Assim que as organizações indígenas tiveram conhecimento da redivisão territorial do estado do Amazonas, mostraram suas preocupações a respeito e, até agora, todas as manifestações foram contrárias à criação de novos territórios. Primeiro, porque as justificativas que foram feitas, não conseguiram convencer ou fazer mudar de idéia.

A não aceitação da proposta pela população indígena é devido aos grandes projetos instalados nas áreas a serem desmembradas ou nas suas proximidades. Exemplo claro e bem perto para nós é o projeto Calha Norte, que chegou na área fazendo uma boa campanha, prometendo a melhoria de vida dos povos indígenas, educação e saúde, transporte e alimentação, só ficou no papel e hoje eles dizem o transporte é exclusivo dos militares e seus dependentes. Sivam, que também chegou fazendo uma boa campanha, prometendo energia para a sede do município de São Gabriel e negociando com a diretoria da Foirn e lideranças indígenas a área para a construção da hidrelétrica e hoje nem notícias temos mais.

Os defensores da redivisão alegam que como territórios irão receber mais recursos financeiros devidos, que são unidades administrativas subordinadas a união, mas nunca chegaram a entender que as áreas indígenas ou terras indígenas, também são bens da união e têm problemas.
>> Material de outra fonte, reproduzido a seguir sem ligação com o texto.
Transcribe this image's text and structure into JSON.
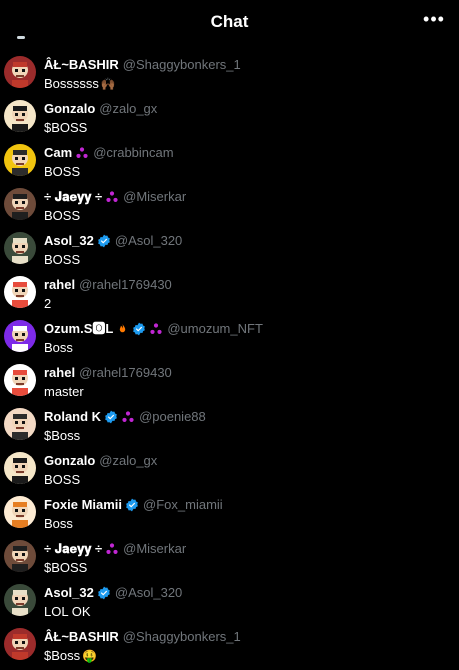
{
  "header": {
    "title": "Chat",
    "more_label": "•••"
  },
  "messages": [
    {
      "name": "ÂŁ~BASHIR",
      "handle": "@Shaggybonkers_1",
      "text": "Bossssss",
      "emoji": "🙌🏾",
      "verified": false,
      "fleet": false,
      "avatar_bg": "#9b2b2b",
      "avatar_fg": "#c0392b"
    },
    {
      "name": "Gonzalo",
      "handle": "@zalo_gx",
      "text": "$BOSS",
      "emoji": "",
      "verified": false,
      "fleet": false,
      "avatar_bg": "#f5e6c8",
      "avatar_fg": "#1a1a1a"
    },
    {
      "name": "Cam",
      "handle": "@crabbincam",
      "text": "BOSS",
      "emoji": "",
      "verified": false,
      "fleet": true,
      "avatar_bg": "#f1c40f",
      "avatar_fg": "#2c2c2c"
    },
    {
      "name": "÷ 𝐉𝐚𝐞𝐲𝐲 ÷",
      "handle": "@Miserkar",
      "text": "BOSS",
      "emoji": "",
      "verified": false,
      "fleet": true,
      "avatar_bg": "#6e4b3a",
      "avatar_fg": "#1f1f1f"
    },
    {
      "name": "Asol_32",
      "handle": "@Asol_320",
      "text": "BOSS",
      "emoji": "",
      "verified": true,
      "fleet": false,
      "avatar_bg": "#3a4a3a",
      "avatar_fg": "#e8e0c8"
    },
    {
      "name": "rahel",
      "handle": "@rahel1769430",
      "text": "2",
      "emoji": "",
      "verified": false,
      "fleet": false,
      "avatar_bg": "#ffffff",
      "avatar_fg": "#e74c3c"
    },
    {
      "name": "Ozum.S🅾L",
      "handle": "@umozum_NFT",
      "text": "Boss",
      "emoji": "",
      "verified": true,
      "fleet": true,
      "fire": true,
      "avatar_bg": "#7d2ae8",
      "avatar_fg": "#ffffff"
    },
    {
      "name": "rahel",
      "handle": "@rahel1769430",
      "text": "master",
      "emoji": "",
      "verified": false,
      "fleet": false,
      "avatar_bg": "#ffffff",
      "avatar_fg": "#e74c3c"
    },
    {
      "name": "Roland K",
      "handle": "@poenie88",
      "text": "$Boss",
      "emoji": "",
      "verified": true,
      "fleet": true,
      "avatar_bg": "#f3d9c4",
      "avatar_fg": "#2c2c2c"
    },
    {
      "name": "Gonzalo",
      "handle": "@zalo_gx",
      "text": "BOSS",
      "emoji": "",
      "verified": false,
      "fleet": false,
      "avatar_bg": "#f5e6c8",
      "avatar_fg": "#1a1a1a"
    },
    {
      "name": "Foxie Miamii",
      "handle": "@Fox_miamii",
      "text": "Boss",
      "emoji": "",
      "verified": true,
      "fleet": false,
      "avatar_bg": "#fdebd3",
      "avatar_fg": "#e67e22"
    },
    {
      "name": "÷ 𝐉𝐚𝐞𝐲𝐲 ÷",
      "handle": "@Miserkar",
      "text": "$BOSS",
      "emoji": "",
      "verified": false,
      "fleet": true,
      "avatar_bg": "#6e4b3a",
      "avatar_fg": "#1f1f1f"
    },
    {
      "name": "Asol_32",
      "handle": "@Asol_320",
      "text": "LOL OK",
      "emoji": "",
      "verified": true,
      "fleet": false,
      "avatar_bg": "#3a4a3a",
      "avatar_fg": "#e8e0c8"
    },
    {
      "name": "ÂŁ~BASHIR",
      "handle": "@Shaggybonkers_1",
      "text": "$Boss",
      "emoji": "🤑",
      "verified": false,
      "fleet": false,
      "avatar_bg": "#9b2b2b",
      "avatar_fg": "#c0392b"
    }
  ],
  "colors": {
    "verified": "#1d9bf0",
    "fleet": "#c026d3",
    "handle": "#71767b",
    "fire": "#ff7a00"
  }
}
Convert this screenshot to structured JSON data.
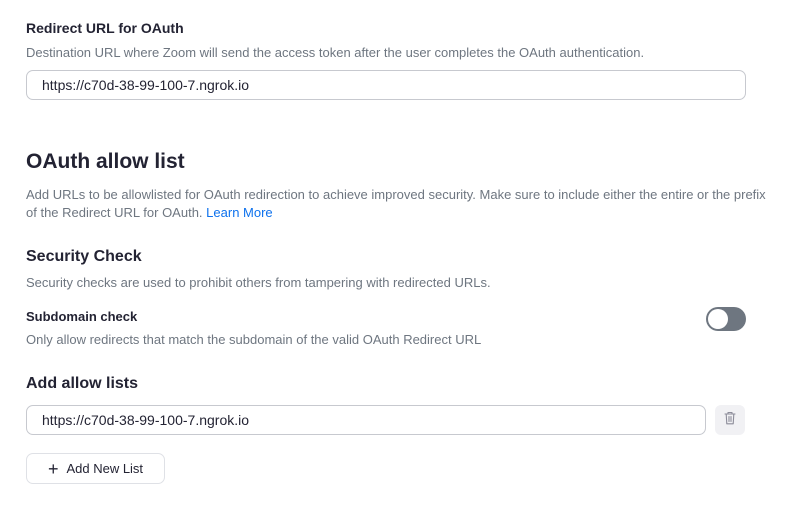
{
  "redirect": {
    "title": "Redirect URL for OAuth",
    "description": "Destination URL where Zoom will send the access token after the user completes the OAuth authentication.",
    "value": "https://c70d-38-99-100-7.ngrok.io"
  },
  "allow_list": {
    "heading": "OAuth allow list",
    "description": "Add URLs to be allowlisted for OAuth redirection to achieve improved security. Make sure to include either the entire or the prefix of the Redirect URL for OAuth.",
    "learn_more": "Learn More"
  },
  "security": {
    "heading": "Security Check",
    "description": "Security checks are used to prohibit others from tampering with redirected URLs.",
    "subdomain_title": "Subdomain check",
    "subdomain_description": "Only allow redirects that match the subdomain of the valid OAuth Redirect URL",
    "subdomain_enabled": false
  },
  "add_lists": {
    "heading": "Add allow lists",
    "entries": [
      "https://c70d-38-99-100-7.ngrok.io"
    ],
    "delete_icon": "trash-icon",
    "add_button_icon": "plus-icon",
    "add_button_label": "Add New List"
  },
  "colors": {
    "text": "#232333",
    "muted": "#6e7680",
    "link": "#0e72ed",
    "toggle_off": "#6e7680"
  }
}
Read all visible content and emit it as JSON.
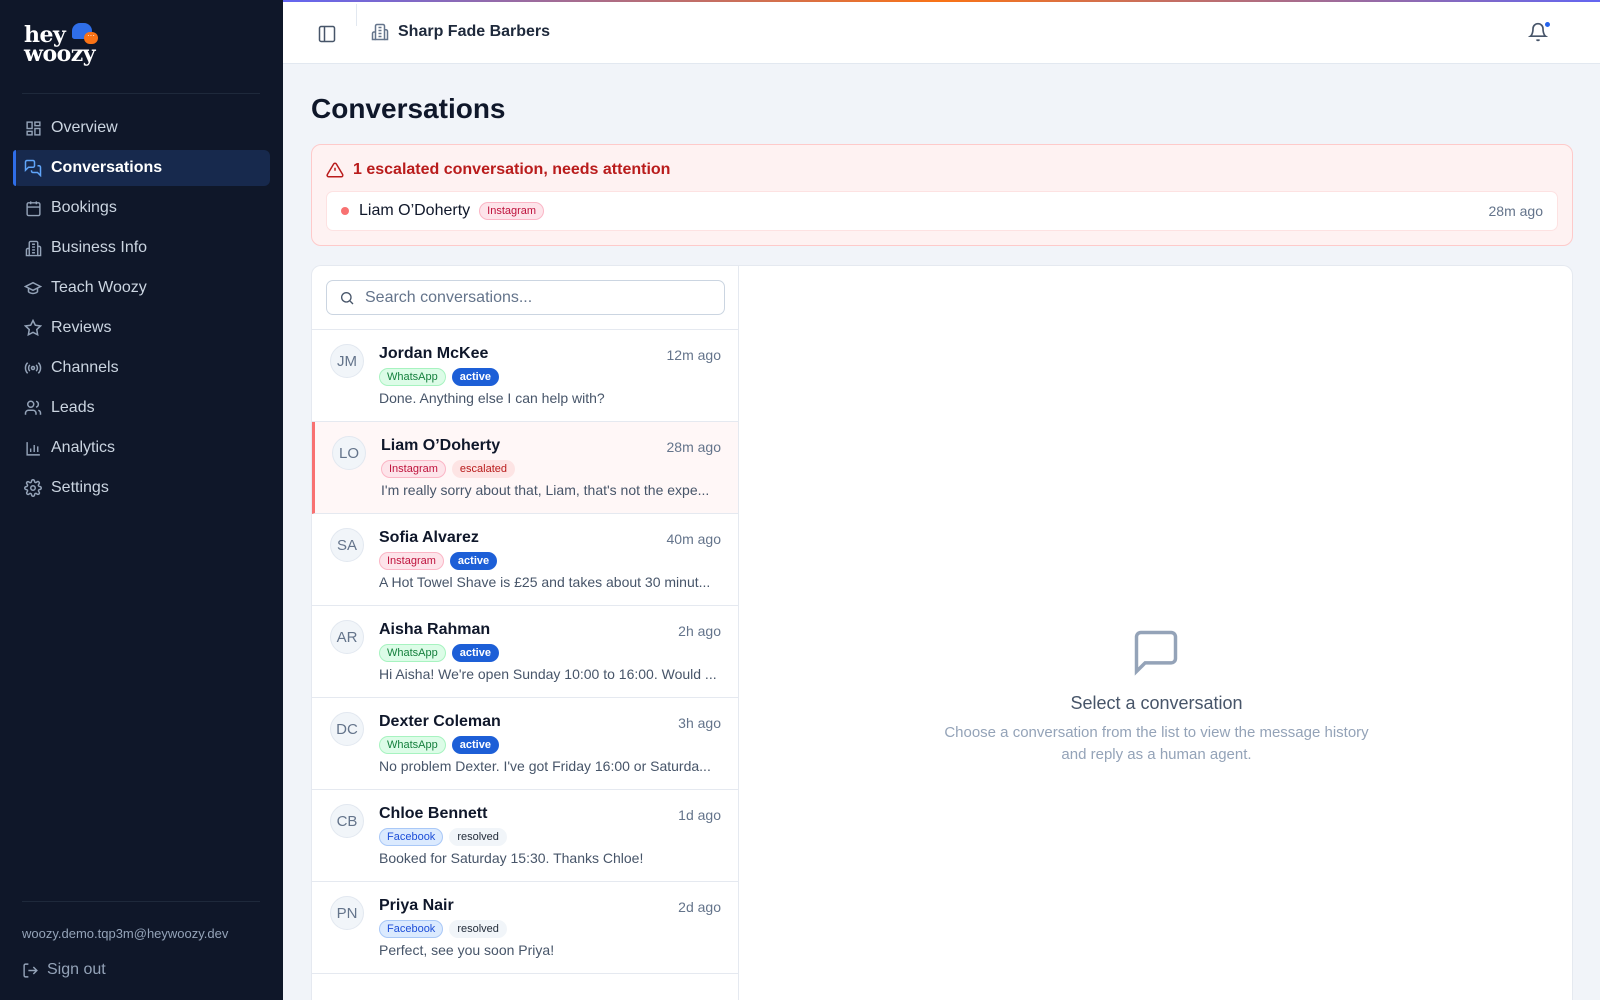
{
  "brand": {
    "logo_line1": "hey",
    "logo_line2": "woozy"
  },
  "nav": {
    "items": [
      {
        "label": "Overview",
        "icon": "dashboard-icon"
      },
      {
        "label": "Conversations",
        "icon": "chat-icon",
        "active": true
      },
      {
        "label": "Bookings",
        "icon": "calendar-icon"
      },
      {
        "label": "Business Info",
        "icon": "building-icon"
      },
      {
        "label": "Teach Woozy",
        "icon": "graduation-cap-icon"
      },
      {
        "label": "Reviews",
        "icon": "star-icon"
      },
      {
        "label": "Channels",
        "icon": "radio-icon"
      },
      {
        "label": "Leads",
        "icon": "users-icon"
      },
      {
        "label": "Analytics",
        "icon": "bar-chart-icon"
      },
      {
        "label": "Settings",
        "icon": "gear-icon"
      }
    ]
  },
  "account": {
    "email": "woozy.demo.tqp3m@heywoozy.dev",
    "sign_out": "Sign out"
  },
  "header": {
    "business_name": "Sharp Fade Barbers"
  },
  "page": {
    "title": "Conversations"
  },
  "alert": {
    "title": "1 escalated conversation, needs attention",
    "item": {
      "name": "Liam O’Doherty",
      "channel": "Instagram",
      "time": "28m ago"
    }
  },
  "search": {
    "placeholder": "Search conversations..."
  },
  "conversations": [
    {
      "initials": "JM",
      "name": "Jordan McKee",
      "time": "12m ago",
      "channel": "WhatsApp",
      "status": "active",
      "preview": "Done. Anything else I can help with?"
    },
    {
      "initials": "LO",
      "name": "Liam O’Doherty",
      "time": "28m ago",
      "channel": "Instagram",
      "status": "escalated",
      "preview": "I'm really sorry about that, Liam, that's not the expe..."
    },
    {
      "initials": "SA",
      "name": "Sofia Alvarez",
      "time": "40m ago",
      "channel": "Instagram",
      "status": "active",
      "preview": "A Hot Towel Shave is £25 and takes about 30 minut..."
    },
    {
      "initials": "AR",
      "name": "Aisha Rahman",
      "time": "2h ago",
      "channel": "WhatsApp",
      "status": "active",
      "preview": "Hi Aisha! We're open Sunday 10:00 to 16:00. Would ..."
    },
    {
      "initials": "DC",
      "name": "Dexter Coleman",
      "time": "3h ago",
      "channel": "WhatsApp",
      "status": "active",
      "preview": "No problem Dexter. I've got Friday 16:00 or Saturda..."
    },
    {
      "initials": "CB",
      "name": "Chloe Bennett",
      "time": "1d ago",
      "channel": "Facebook",
      "status": "resolved",
      "preview": "Booked for Saturday 15:30. Thanks Chloe!"
    },
    {
      "initials": "PN",
      "name": "Priya Nair",
      "time": "2d ago",
      "channel": "Facebook",
      "status": "resolved",
      "preview": "Perfect, see you soon Priya!"
    }
  ],
  "empty_state": {
    "icon": "message-square-icon",
    "title": "Select a conversation",
    "description": "Choose a conversation from the list to view the message history and reply as a human agent."
  },
  "colors": {
    "sidebar_bg": "#0f1729",
    "accent": "#2f6ee8",
    "alert_bg": "#fef2f2",
    "alert_text": "#b91c1c"
  }
}
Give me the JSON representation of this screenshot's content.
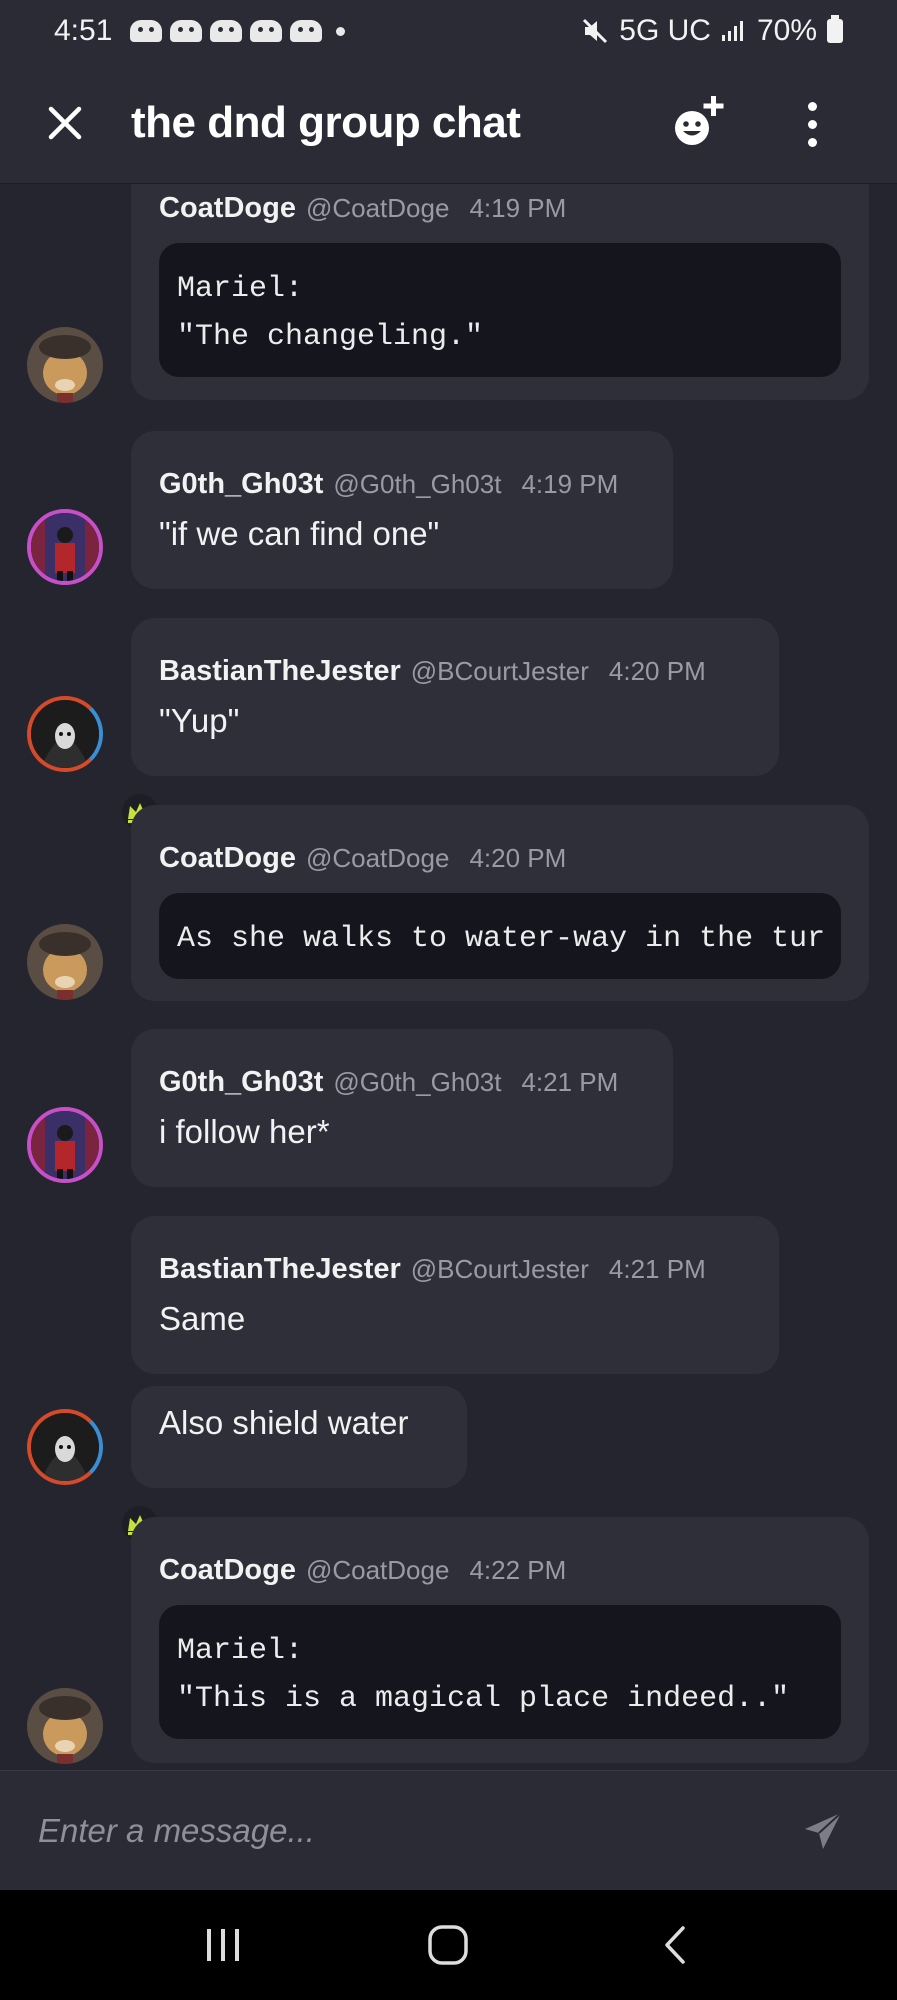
{
  "status_bar": {
    "time": "4:51",
    "network": "5G UC",
    "battery": "70%"
  },
  "header": {
    "title": "the dnd group chat",
    "close_icon": "close-icon",
    "add_reaction_icon": "add-emoji-icon",
    "more_icon": "more-vertical-icon"
  },
  "messages": [
    {
      "name": "CoatDoge",
      "handle": "@CoatDoge",
      "time": "4:19 PM",
      "code": "Mariel:\n\"The changeling.\""
    },
    {
      "name": "G0th_Gh03t",
      "handle": "@G0th_Gh03t",
      "time": "4:19 PM",
      "text": "\"if we can find one\""
    },
    {
      "name": "BastianTheJester",
      "handle": "@BCourtJester",
      "time": "4:20 PM",
      "text": "\"Yup\""
    },
    {
      "name": "CoatDoge",
      "handle": "@CoatDoge",
      "time": "4:20 PM",
      "code": "As she walks to water-way in the tur"
    },
    {
      "name": "G0th_Gh03t",
      "handle": "@G0th_Gh03t",
      "time": "4:21 PM",
      "text": "i follow her*"
    },
    {
      "name": "BastianTheJester",
      "handle": "@BCourtJester",
      "time": "4:21 PM",
      "text": "Same"
    },
    {
      "text": "Also shield water"
    },
    {
      "name": "CoatDoge",
      "handle": "@CoatDoge",
      "time": "4:22 PM",
      "code": "Mariel:\n\"This is a magical place indeed..\""
    }
  ],
  "composer": {
    "placeholder": "Enter a message..."
  },
  "colors": {
    "background": "#25252f",
    "bubble": "#2f2f39",
    "code_block": "#15151d",
    "crown": "#c6e13a"
  }
}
Para os povos indígenas e suas organizações, a redivisão territorial não é solução para o estado e sua população. Devido que a criação e instalação de infra-estrutura de novos territórios vai demandar um custo altíssimo(muito dinheiro), se é que tem tanto dinheiro, porque até agora só se ouviu o governo dizer: “estamos sem recursos financeiros” e na mídia só se vê greve por falta de dinheiro.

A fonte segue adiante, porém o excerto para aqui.